News and highlights
17.07.2019
Our study on the on-surface synthesis of a trinuclear iron-based molecular complex became the 6th most-read 2018 Nature Communications article in the fields of chemistry and materials science.
21.06.2018
We used protocols of supramolecular chemistry to synthesise, on a surface and from the bottom-up, 1D metal-organic nanostructures based on a mixed valence tri-iron coordination motif. Via a combination of low-temperature scanning tunneling microscopy (STM) and spectroscopy, non-contact atomic force microscopy (ncAFM), x-ray absorption spectroscopy and density functional theory, we fully characterized the atomic-scale structural, electronic and chemical properties of these nanostructures, which could be useful for future (opto)electronics and catalysis applications.
20.05.2018
Agustin spoke with the Einstein a Go-Go crew on RRR about the group's activity within the ARC Centre of Excellence for Future Low-Energy Electronics Technologies (FLEET), and how we use bio-inspired supramolecular self-assembly to fabricate low-dimensional nanomaterials with tailored electronic structures.
02.02.2018
By using the tip of a scanning tunneling microscope (STM), Marina managed to control the position of 42 iron atoms on a silver surface, writing the smallest logo of our ARC Centre of Excellence for Future Low-Energy Electronics Technologies (FLEET). The logo is 25 nanometres high.

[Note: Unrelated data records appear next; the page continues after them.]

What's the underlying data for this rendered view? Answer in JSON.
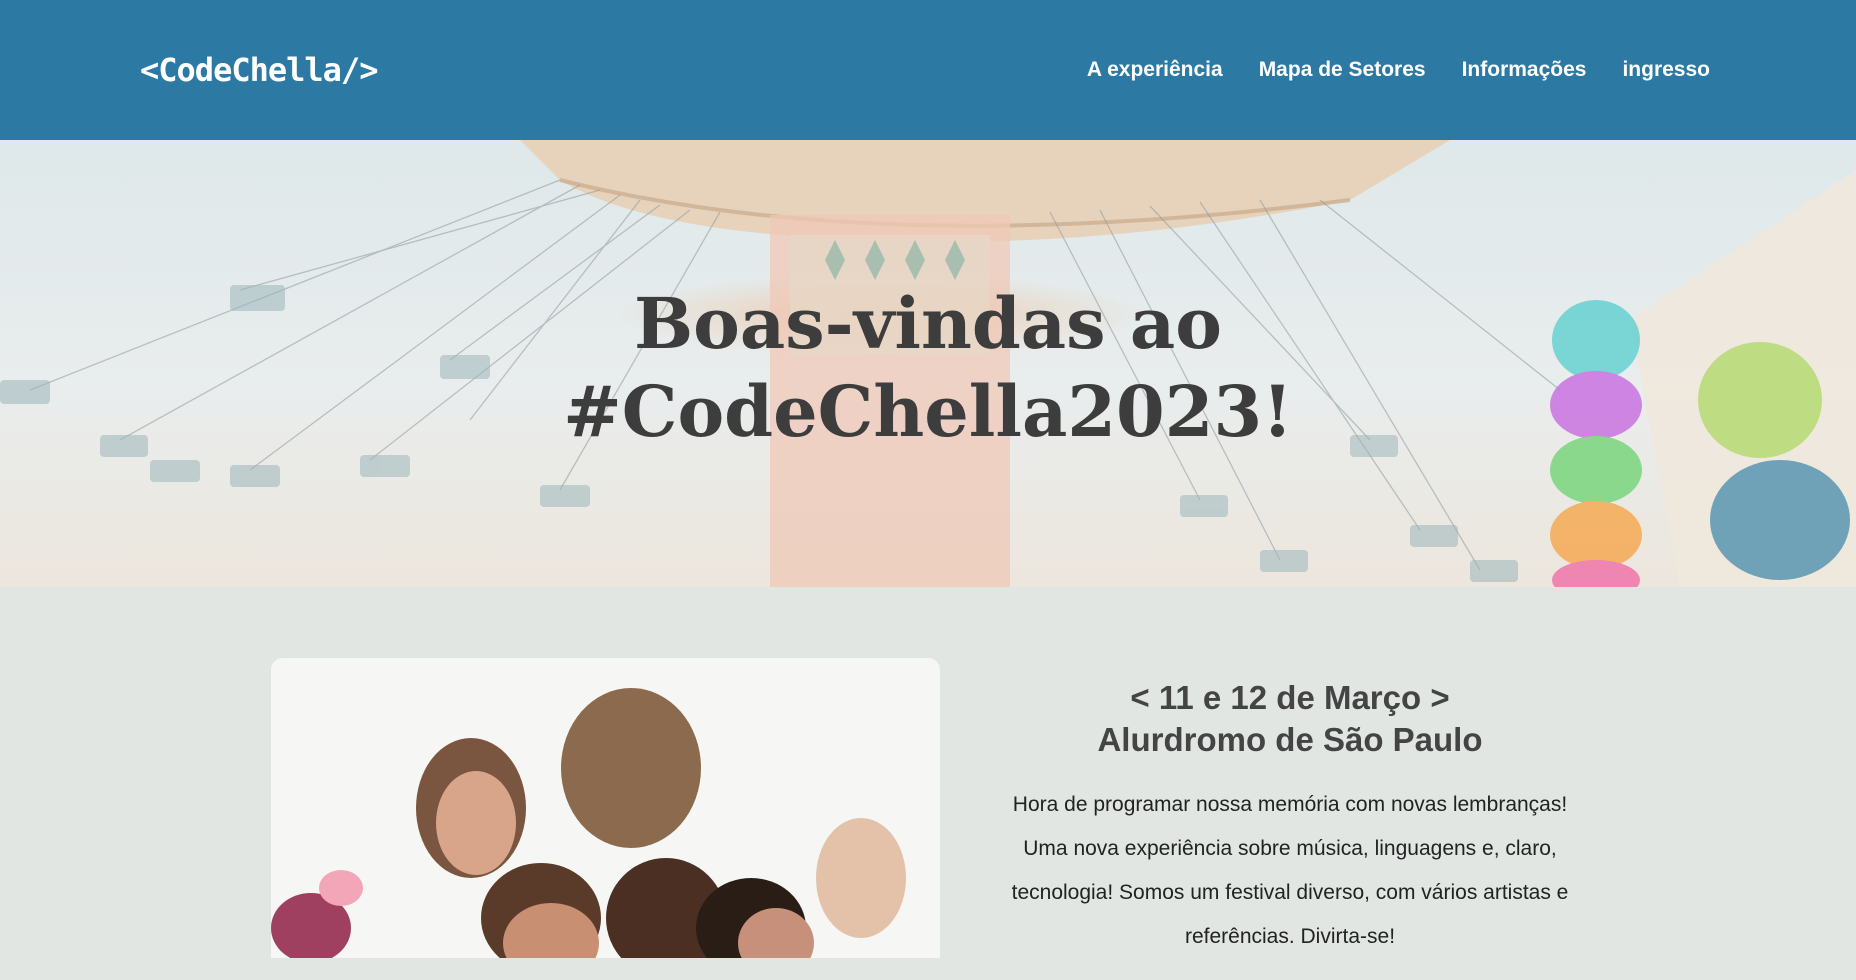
{
  "header": {
    "logo": "<CodeChella/>",
    "nav": [
      "A experiência",
      "Mapa de Setores",
      "Informações",
      "ingresso"
    ]
  },
  "hero": {
    "title_line1": "Boas-vindas ao",
    "title_line2": "#CodeChella2023!"
  },
  "event": {
    "date": "< 11 e 12 de Março >",
    "venue": "Alurdromo de São Paulo",
    "description": "Hora de programar nossa memória com novas lembranças! Uma nova experiência sobre música, linguagens e, claro, tecnologia! Somos um festival diverso, com vários artistas e referências. Divirta-se!"
  },
  "colors": {
    "header_bg": "#2c7aa3",
    "page_bg": "#e2e6e3",
    "title_text": "#3d3d3d"
  }
}
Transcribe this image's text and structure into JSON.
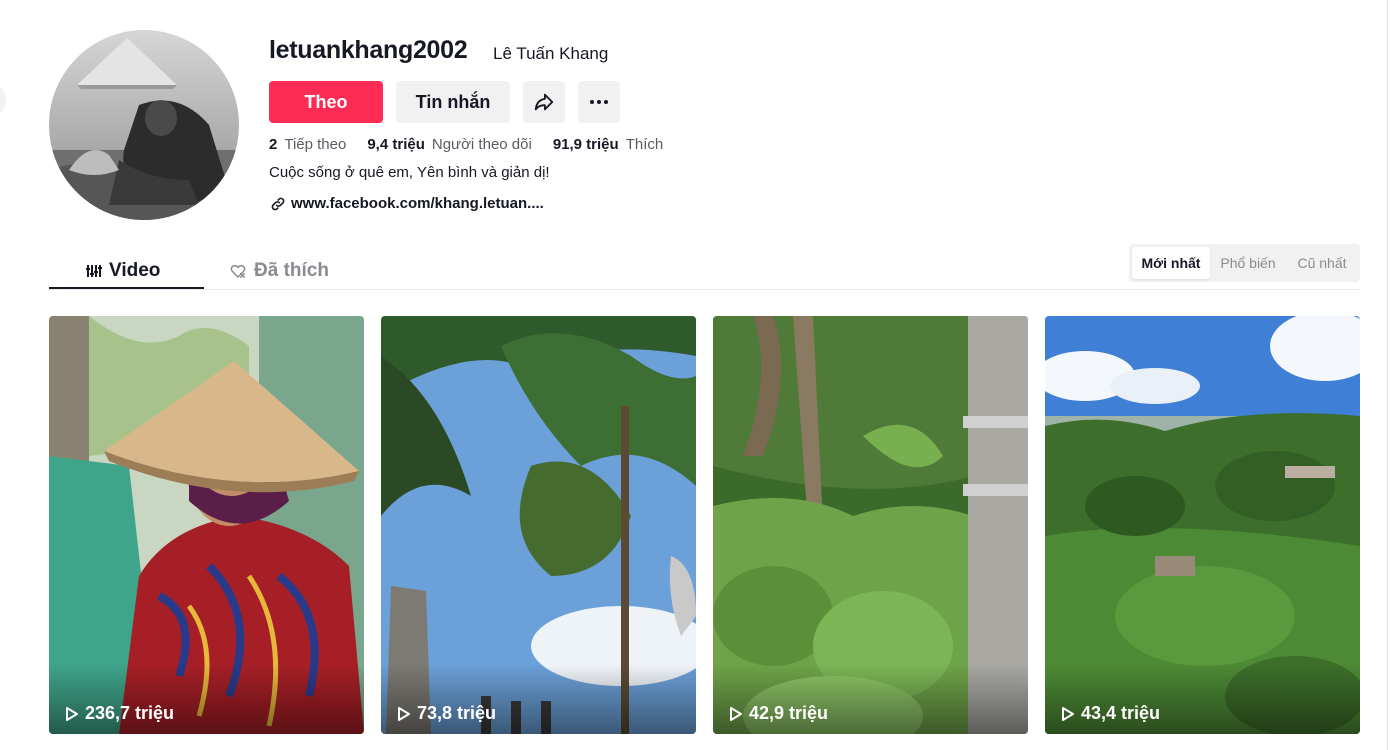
{
  "profile": {
    "username": "letuankhang2002",
    "nickname": "Lê Tuấn Khang",
    "follow_label": "Theo",
    "message_label": "Tin nhắn",
    "stats": {
      "following_count": "2",
      "following_label": "Tiếp theo",
      "followers_count": "9,4 triệu",
      "followers_label": "Người theo dõi",
      "likes_count": "91,9 triệu",
      "likes_label": "Thích"
    },
    "bio": "Cuộc sống ở quê em, Yên bình và giản dị!",
    "link": "www.facebook.com/khang.letuan...."
  },
  "tabs": {
    "video_label": "Video",
    "liked_label": "Đã thích"
  },
  "sort": {
    "latest": "Mới nhất",
    "popular": "Phổ biến",
    "oldest": "Cũ nhất",
    "selected": "Mới nhất"
  },
  "videos": [
    {
      "views": "236,7 triệu"
    },
    {
      "views": "73,8 triệu"
    },
    {
      "views": "42,9 triệu"
    },
    {
      "views": "43,4 triệu"
    }
  ],
  "colors": {
    "accent": "#fe2c55",
    "text_primary": "#161823",
    "text_secondary": "#5b5c63",
    "button_gray": "#f1f1f2"
  },
  "icons": [
    "share-arrow-icon",
    "more-dots-icon",
    "link-icon",
    "video-grid-icon",
    "liked-heart-icon",
    "play-icon"
  ]
}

Writing the smallest 'FLEET' logo by manipulating 42 iron atoms on a silver surface with an STM tip.
10.10.2017
By performing low-temperature scanning tunneling microscopy and spectroscopy, we found out that the strength of the electronic coupling between a single molecule and a metal surface depends strongly on the location of the interacting orbital within the molecule.
Scanning tunneling micrograph and dI/dV spectroscopy maps of a single TPPT molecule on a silver (111) surface.
14.11.2016
By using few-cycle waveform-engineered near-infrared laser pulses, we demonstrated all-optical generation and control of directly measurable electric current in a semiconductor, on a timescale of ~1 fs.
06.10.2015
We studied 2D nanostructures composed of hydrogen-bonded PTCDA molecules on NaCl/Ag(111) by low-temperature scanning tunneling microscopy (STM) and spectroscopy. We observed significant differences in molecular energy levels (~0.4 eV) between molecules at the edge and at the centre of these nanoclusters, due to variations in the local electrostatic environment.
3D representation of an STM image of a nanocluster composed of 12 PTCDA molecules on sodium chloride. Red (blue) corresponds to larger (smaller, respectively) energy gap between occupied and unoccupied states.